Radiation Sources
The radiations of primary concern in this
text originate in atomic or nuclear processes. They are conveniently
categorized into four general types as follows:
Charged particulate radiation {Fast
electrons, Heavy charged particles
Uncharged radiation {Electromagnetic
radiation, Neutrons
Fast
electrons include beta particles (positive or negative) emitted in nuclear decay,
as well as energetic electrons produced by any other process. Heavy charged particles denote a
category that encompasses all energetic ions with a mass of one atomic mass unit
or greater, such as alpha particles, protons, fission products, or the products
of many nuclear reactions. The electromagnetic
radiation of interest includes X-rays emitted in the rearrangement of
electron shells of atoms and gamma rays that originate from transitions within
the nucleus itself. Neutrons
generated in various nuclear processes constitute the final major category,
which is often further divided into a slow neutron and fast neutron subcategories.

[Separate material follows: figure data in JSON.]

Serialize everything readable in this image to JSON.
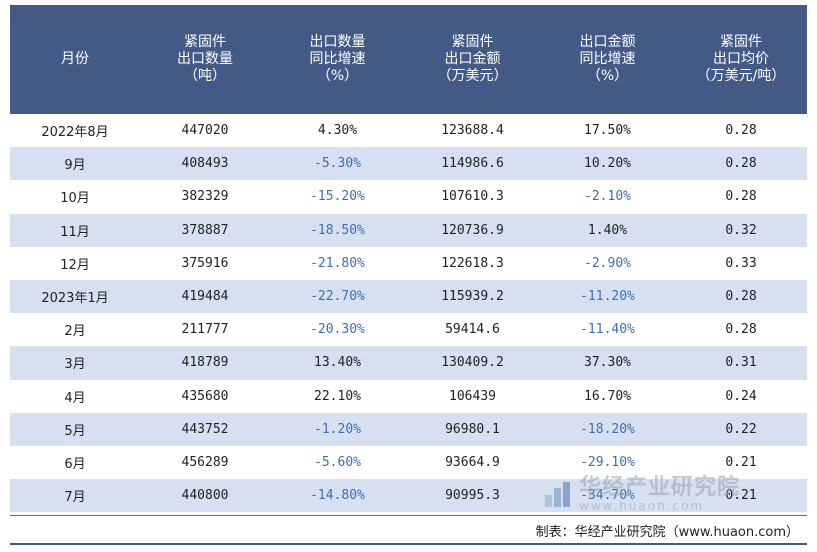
{
  "headers": [
    [
      "月份"
    ],
    [
      "紧固件",
      "出口数量",
      "（吨）"
    ],
    [
      "出口数量",
      "同比增速",
      "（%）"
    ],
    [
      "紧固件",
      "出口金额",
      "（万美元）"
    ],
    [
      "出口金额",
      "同比增速",
      "（%）"
    ],
    [
      "紧固件",
      "出口均价",
      "（万美元/吨）"
    ]
  ],
  "rows": [
    {
      "month": "2022年8月",
      "qty": "447020",
      "qty_yoy": "4.30%",
      "amount": "123688.4",
      "amount_yoy": "17.50%",
      "price": "0.28"
    },
    {
      "month": "9月",
      "qty": "408493",
      "qty_yoy": "-5.30%",
      "amount": "114986.6",
      "amount_yoy": "10.20%",
      "price": "0.28"
    },
    {
      "month": "10月",
      "qty": "382329",
      "qty_yoy": "-15.20%",
      "amount": "107610.3",
      "amount_yoy": "-2.10%",
      "price": "0.28"
    },
    {
      "month": "11月",
      "qty": "378887",
      "qty_yoy": "-18.50%",
      "amount": "120736.9",
      "amount_yoy": "1.40%",
      "price": "0.32"
    },
    {
      "month": "12月",
      "qty": "375916",
      "qty_yoy": "-21.80%",
      "amount": "122618.3",
      "amount_yoy": "-2.90%",
      "price": "0.33"
    },
    {
      "month": "2023年1月",
      "qty": "419484",
      "qty_yoy": "-22.70%",
      "amount": "115939.2",
      "amount_yoy": "-11.20%",
      "price": "0.28"
    },
    {
      "month": "2月",
      "qty": "211777",
      "qty_yoy": "-20.30%",
      "amount": "59414.6",
      "amount_yoy": "-11.40%",
      "price": "0.28"
    },
    {
      "month": "3月",
      "qty": "418789",
      "qty_yoy": "13.40%",
      "amount": "130409.2",
      "amount_yoy": "37.30%",
      "price": "0.31"
    },
    {
      "month": "4月",
      "qty": "435680",
      "qty_yoy": "22.10%",
      "amount": "106439",
      "amount_yoy": "16.70%",
      "price": "0.24"
    },
    {
      "month": "5月",
      "qty": "443752",
      "qty_yoy": "-1.20%",
      "amount": "96980.1",
      "amount_yoy": "-18.20%",
      "price": "0.22"
    },
    {
      "month": "6月",
      "qty": "456289",
      "qty_yoy": "-5.60%",
      "amount": "93664.9",
      "amount_yoy": "-29.10%",
      "price": "0.21"
    },
    {
      "month": "7月",
      "qty": "440800",
      "qty_yoy": "-14.80%",
      "amount": "90995.3",
      "amount_yoy": "-34.70%",
      "price": "0.21"
    }
  ],
  "footer": {
    "source": "制表：华经产业研究院（www.huaon.com）"
  },
  "watermark": {
    "name": "华经产业研究院",
    "url": "www.huaon.com"
  },
  "colors": {
    "header_bg": "#445a86",
    "stripe_bg": "#d6e0f0",
    "negative_text": "#3f6db5"
  }
}
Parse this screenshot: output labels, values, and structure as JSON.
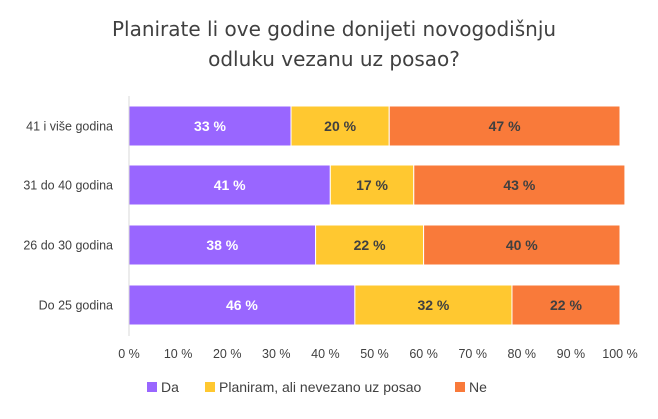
{
  "chart_data": {
    "type": "bar",
    "orientation": "horizontal",
    "stacked": true,
    "title": [
      "Planirate li ove godine donijeti novogodišnju",
      "odluku vezanu uz posao?"
    ],
    "categories": [
      "41 i više godina",
      "31 do 40 godina",
      "26 do 30 godina",
      "Do 25 godina"
    ],
    "series": [
      {
        "name": "Da",
        "color": "#9966FF",
        "label_color": "#ffffff",
        "values": [
          33,
          41,
          38,
          46
        ]
      },
      {
        "name": "Planiram, ali nevezano uz posao",
        "color": "#FFC830",
        "label_color": "#404040",
        "values": [
          20,
          17,
          22,
          32
        ]
      },
      {
        "name": "Ne",
        "color": "#F97A3A",
        "label_color": "#404040",
        "values": [
          47,
          43,
          40,
          22
        ]
      }
    ],
    "value_suffix": " %",
    "xlim": [
      0,
      100
    ],
    "x_ticks": [
      "0 %",
      "10 %",
      "20 %",
      "30 %",
      "40 %",
      "50 %",
      "60 %",
      "70 %",
      "80 %",
      "90 %",
      "100 %"
    ],
    "grid": false,
    "legend_position": "bottom"
  }
}
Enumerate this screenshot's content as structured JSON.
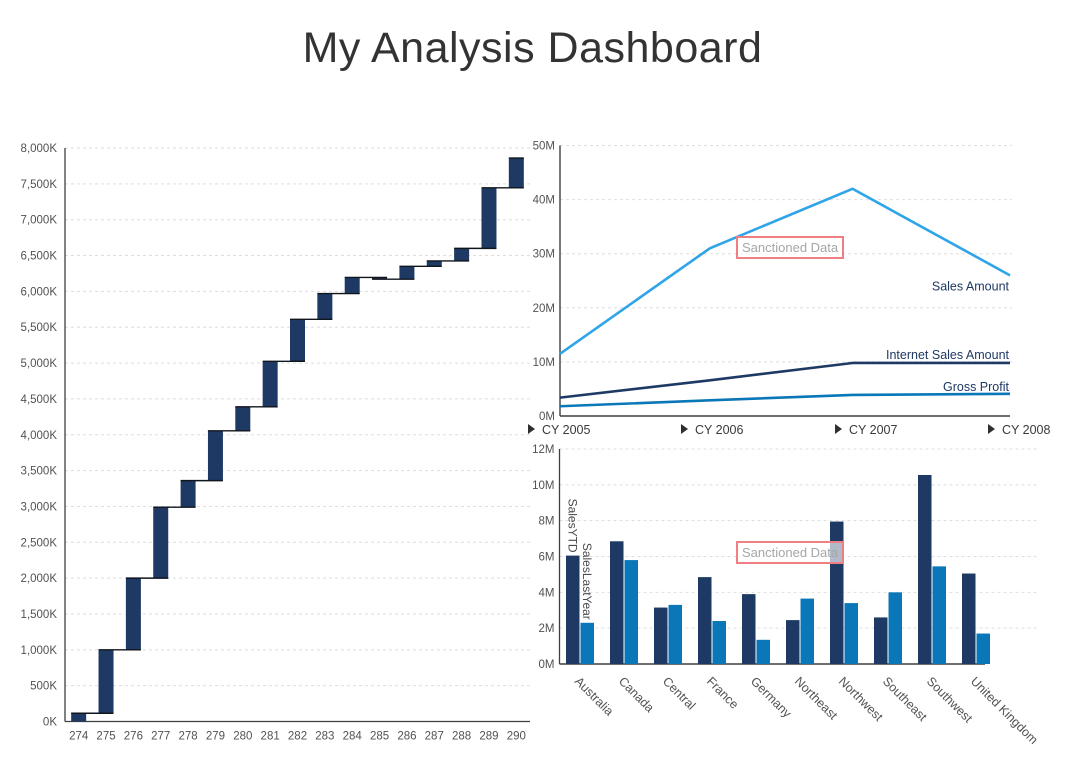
{
  "page": {
    "title": "My Analysis Dashboard"
  },
  "annotation_label": "Sanctioned Data",
  "colors": {
    "navy": "#1E3A64",
    "blue": "#0A77B8",
    "light_blue": "#2FA4E8",
    "axis": "#3F3F3F",
    "grid": "#DEDEDE",
    "tick_text": "#525252",
    "label_text": "#3A3A3A",
    "series_label_text": "#1F3864",
    "connector": "#10151C",
    "annotation_border": "#EF7F82",
    "annotation_text": "#A6A6A6",
    "arrow": "#2F2F2F",
    "title_text": "#333333"
  },
  "chart_data": [
    {
      "type": "bar",
      "subtype": "waterfall",
      "title": "",
      "categories": [
        "274",
        "275",
        "276",
        "277",
        "278",
        "279",
        "280",
        "281",
        "282",
        "283",
        "284",
        "285",
        "286",
        "287",
        "288",
        "289",
        "290"
      ],
      "values": [
        115,
        885,
        1000,
        990,
        370,
        695,
        335,
        635,
        585,
        360,
        225,
        -25,
        180,
        75,
        175,
        845,
        415
      ],
      "cumulative": [
        115,
        1000,
        2000,
        2990,
        3360,
        4055,
        4390,
        5025,
        5610,
        5970,
        6195,
        6170,
        6350,
        6425,
        6600,
        7445,
        7860
      ],
      "y_ticks": [
        "0K",
        "500K",
        "1,000K",
        "1,500K",
        "2,000K",
        "2,500K",
        "3,000K",
        "3,500K",
        "4,000K",
        "4,500K",
        "5,000K",
        "5,500K",
        "6,000K",
        "6,500K",
        "7,000K",
        "7,500K",
        "8,000K"
      ],
      "ylim": [
        0,
        8000
      ],
      "unit": "K",
      "grid": "dashed horizontal"
    },
    {
      "type": "line",
      "title": "",
      "x": [
        "CY 2005",
        "CY 2006",
        "CY 2007",
        "CY 2008"
      ],
      "series": [
        {
          "name": "Sales Amount",
          "values": [
            11.5,
            31,
            42,
            26
          ],
          "color": "#2FA4E8"
        },
        {
          "name": "Internet Sales Amount",
          "values": [
            3.4,
            6.6,
            9.8,
            9.8
          ],
          "color": "#1E3A64"
        },
        {
          "name": "Gross Profit",
          "values": [
            1.8,
            2.9,
            3.9,
            4.1
          ],
          "color": "#0A77B8"
        }
      ],
      "y_ticks": [
        "0M",
        "10M",
        "20M",
        "30M",
        "40M",
        "50M"
      ],
      "ylim": [
        0,
        50
      ],
      "unit": "M",
      "legend_position": "end-of-line labels",
      "annotation": "Sanctioned Data",
      "grid": "dashed horizontal"
    },
    {
      "type": "bar",
      "title": "",
      "categories": [
        "Australia",
        "Canada",
        "Central",
        "France",
        "Germany",
        "Northeast",
        "Northwest",
        "Southeast",
        "Southwest",
        "United Kingdom"
      ],
      "series": [
        {
          "name": "SalesYTD",
          "values": [
            6.05,
            6.85,
            3.15,
            4.85,
            3.9,
            2.45,
            7.95,
            2.6,
            10.55,
            5.05
          ],
          "color": "#1E3A64"
        },
        {
          "name": "SalesLastYear",
          "values": [
            2.3,
            5.8,
            3.3,
            2.4,
            1.35,
            3.65,
            3.4,
            4.0,
            5.45,
            1.7
          ],
          "color": "#0A77B8"
        }
      ],
      "y_ticks": [
        "0M",
        "2M",
        "4M",
        "6M",
        "8M",
        "10M",
        "12M"
      ],
      "ylim": [
        0,
        12
      ],
      "unit": "M",
      "legend_position": "rotated labels on first bars",
      "annotation": "Sanctioned Data",
      "grid": "dashed horizontal"
    }
  ]
}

The energy range of interest spans over six
decades, ranging from about 10 eV to 20 MeV. (Slow neutrons are technically an
exception but are included because of their technological importance.) The
lower energy bound is set by the minimum energy required to produce ionization
in typical materials by the radiation or the secondary products of its
interaction. Radiations with energy greater than this minimum are classified as
ionizing radiations. The upper bound is chosen to limit the topics in this
coverage to those of primary concern in nuclear science and technology.
The main emphasis in this chapter will be the
laboratory-scale sources of these radiations, which are likely to be of
interest either in the calibration and testing of radiation detectors described
in the following chapters or as objects of the measurements themselves. Natural
background radiation is an essential additional source.
The radiations of interest differ in their
"hardness" or ability to penetrate the thicknesses of material. It is
also of considerable concern to determine the physical form of radiation
sources. Soft radiations, such as alpha particles or low-energy X-rays,
penetrate only small material thicknesses. Radioisotope sources must
therefore be deposited in very thin layers if a large fraction of these
radiations is to escape from the source itself. Sources that are physically
thicker are subject to "self-absorption," which is likely to affect
both the number and the energy spectrum of the radiations that emerge from their
surface. Typical thicknesses for such sources are therefore measured in micrometres.
Beta particles are generally more penetrating, and sources up to a few tenths
of a millimetre in thickness can usually be tolerated. Harder radiations, such
as gamma rays or neutrons, are much less affected by self-absorption, and
sources can be millimetres or centimetres in dimension without seriously
affecting the radiation properties.